Western Armenia – 13 septembre 2018 – 39e session du Conseil des Droits de l’Homme à l’ONU – Western Armenia et Tupaj Amaru. Point 3 : Dialogue groupé avec le Rapporteur spécial sur la promotion de la vérité, de la justice, de la réparation, et des garanties de non-répétitions et le conseiller spécial sur la prévention du génocide.

 

Monsieur le Président,

Il faut rappeler que c’est M. Raphael Lemkin qui a forgé la qualification de génocide en s’appuyant notamment sur le cas de l’extermination des Arméniens.

Je suis précisément une descendante des survivants de ce peuple génocidé, le peuple arménien d’Arménie Occidentale.

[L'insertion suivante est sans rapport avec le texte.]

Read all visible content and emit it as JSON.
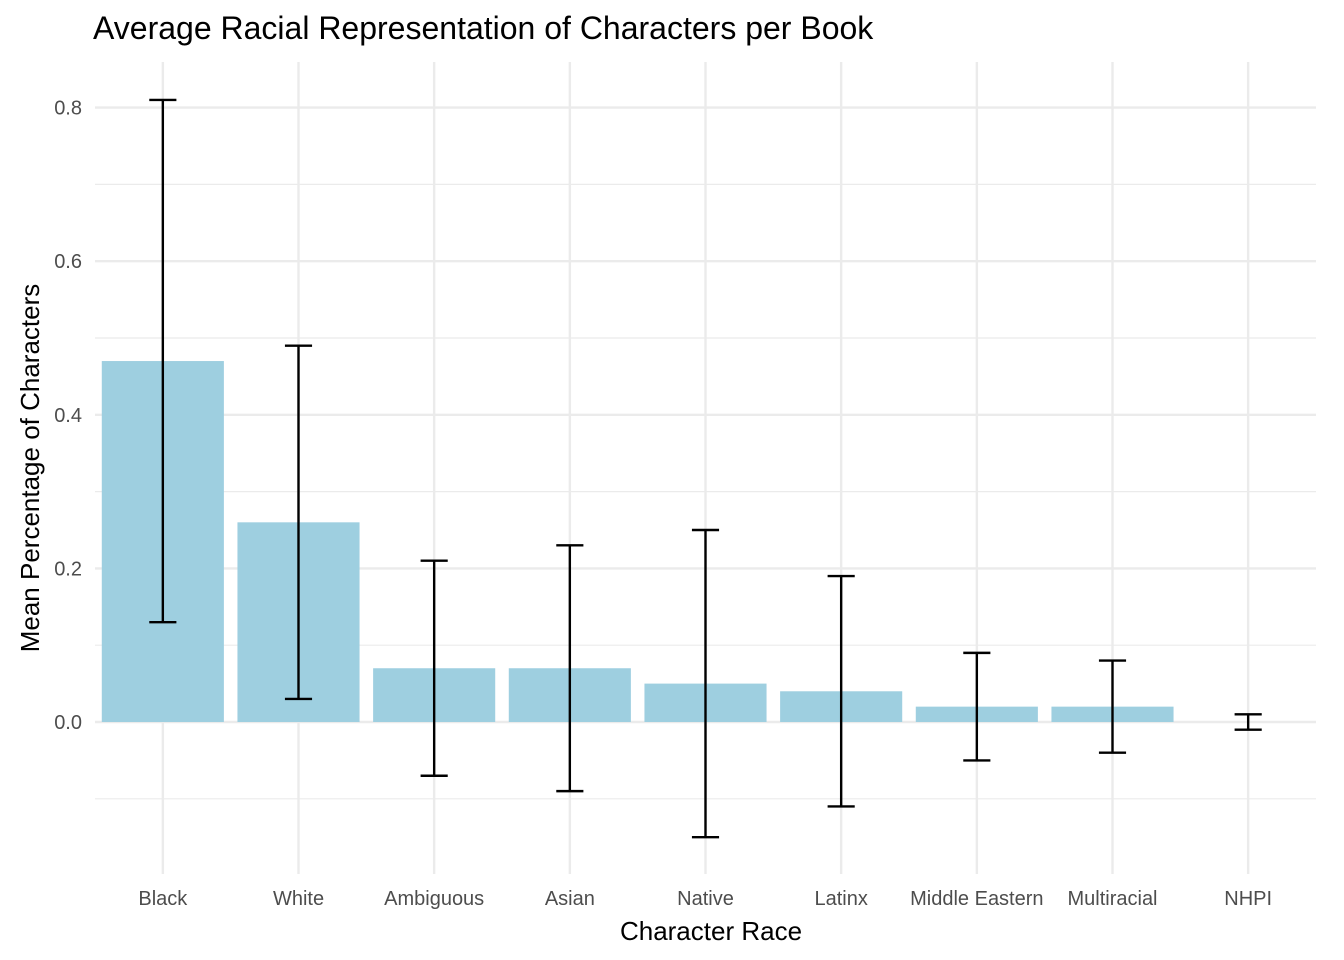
{
  "chart_data": {
    "type": "bar",
    "title": "Average Racial Representation of Characters per Book",
    "xlabel": "Character Race",
    "ylabel": "Mean Percentage of Characters",
    "categories": [
      "Black",
      "White",
      "Ambiguous",
      "Asian",
      "Native",
      "Latinx",
      "Middle Eastern",
      "Multiracial",
      "NHPI"
    ],
    "values": [
      0.47,
      0.26,
      0.07,
      0.07,
      0.05,
      0.04,
      0.02,
      0.02,
      0.0
    ],
    "error_low": [
      0.13,
      0.03,
      -0.07,
      -0.09,
      -0.15,
      -0.11,
      -0.05,
      -0.04,
      -0.01
    ],
    "error_high": [
      0.81,
      0.49,
      0.21,
      0.23,
      0.25,
      0.19,
      0.09,
      0.08,
      0.01
    ],
    "ylim": [
      -0.19,
      0.855
    ],
    "yticks": [
      "0.0",
      "0.2",
      "0.4",
      "0.6",
      "0.8"
    ],
    "ytick_values": [
      0.0,
      0.2,
      0.4,
      0.6,
      0.8
    ],
    "grid": true,
    "legend": "none",
    "bar_color": "#9ecfe0",
    "error_color": "#000000",
    "grid_color": "#ebebeb"
  }
}
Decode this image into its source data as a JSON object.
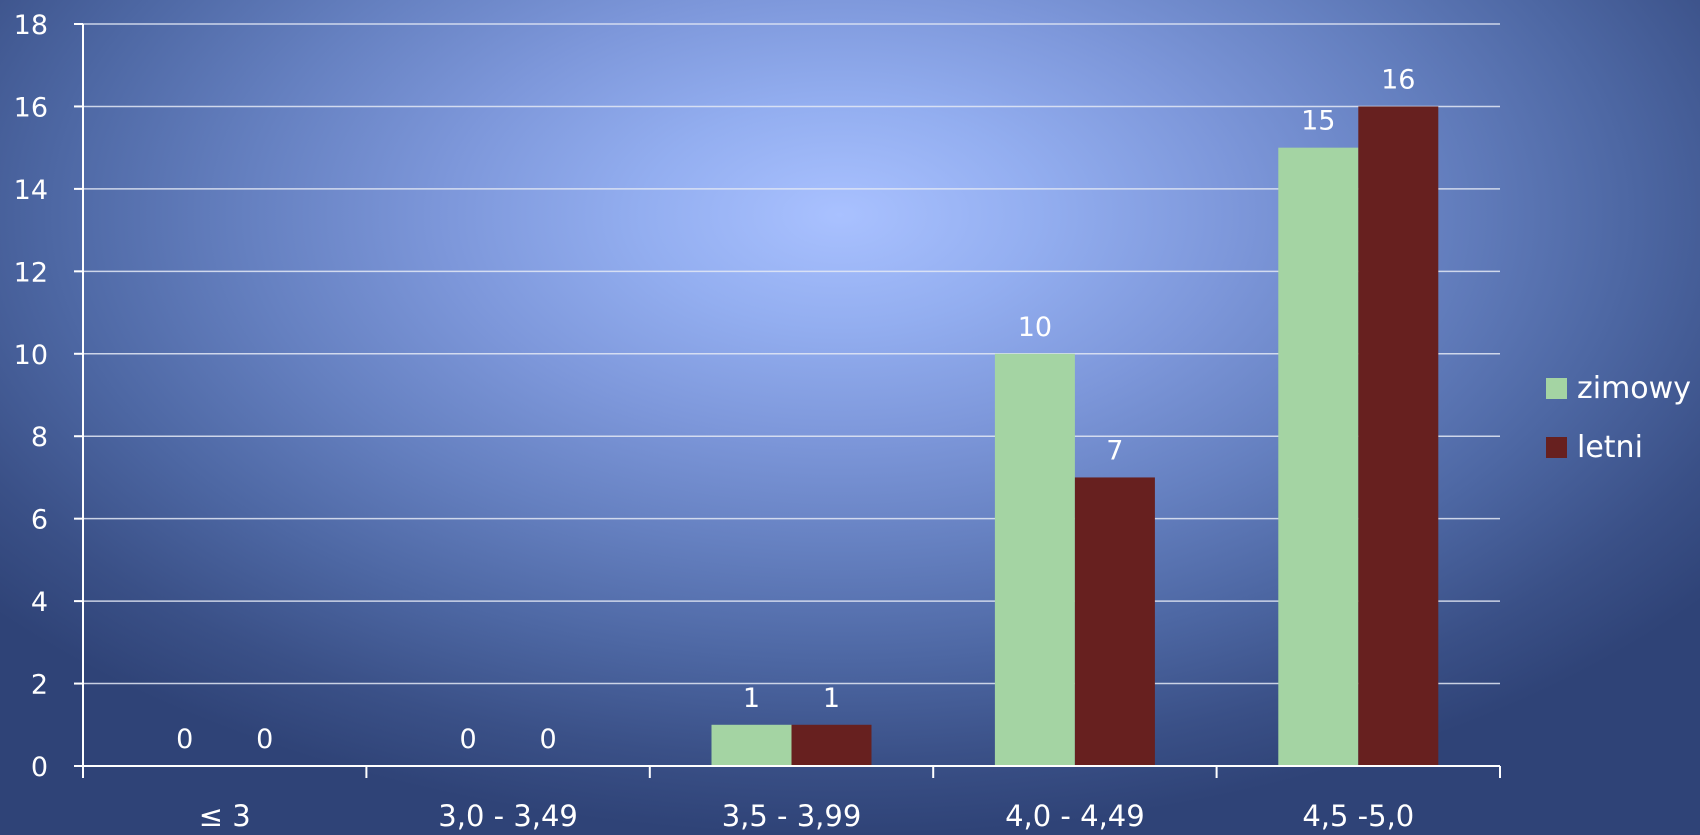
{
  "chart_data": {
    "type": "bar",
    "categories": [
      "≤ 3",
      "3,0 - 3,49",
      "3,5 - 3,99",
      "4,0 - 4,49",
      "4,5 -5,0"
    ],
    "series": [
      {
        "name": "zimowy",
        "values": [
          0,
          0,
          1,
          10,
          15
        ],
        "color": "#a4d4a3"
      },
      {
        "name": "letni",
        "values": [
          0,
          0,
          1,
          7,
          16
        ],
        "color": "#67201f"
      }
    ],
    "ylim": [
      0,
      18
    ],
    "yticks": [
      0,
      2,
      4,
      6,
      8,
      10,
      12,
      14,
      16,
      18
    ],
    "grid": true,
    "legend_position": "right",
    "data_labels": true,
    "title": "",
    "xlabel": "",
    "ylabel": ""
  }
}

Le génocide des Arméniens qui a culminé de 1894 à 1923 par l’extermination de cette nation par trois gouvernements turcs successifs : sous l’Empire ottoman, celui des Jeunes-turcs et celui de Mustapha Kémal a fait 2 millions de victimes.

Or, les programmes de massacres génocidaires se poursuivent aujourd’hui sur la population survivante suivant la définition établie par Raphael Lemkin par la soumission de cette nation à des conditions telles que sa disparition est programmée.

Quelles sont les deux principales conditions de soumission provoquant un génocide dans le cas des Arméniens ?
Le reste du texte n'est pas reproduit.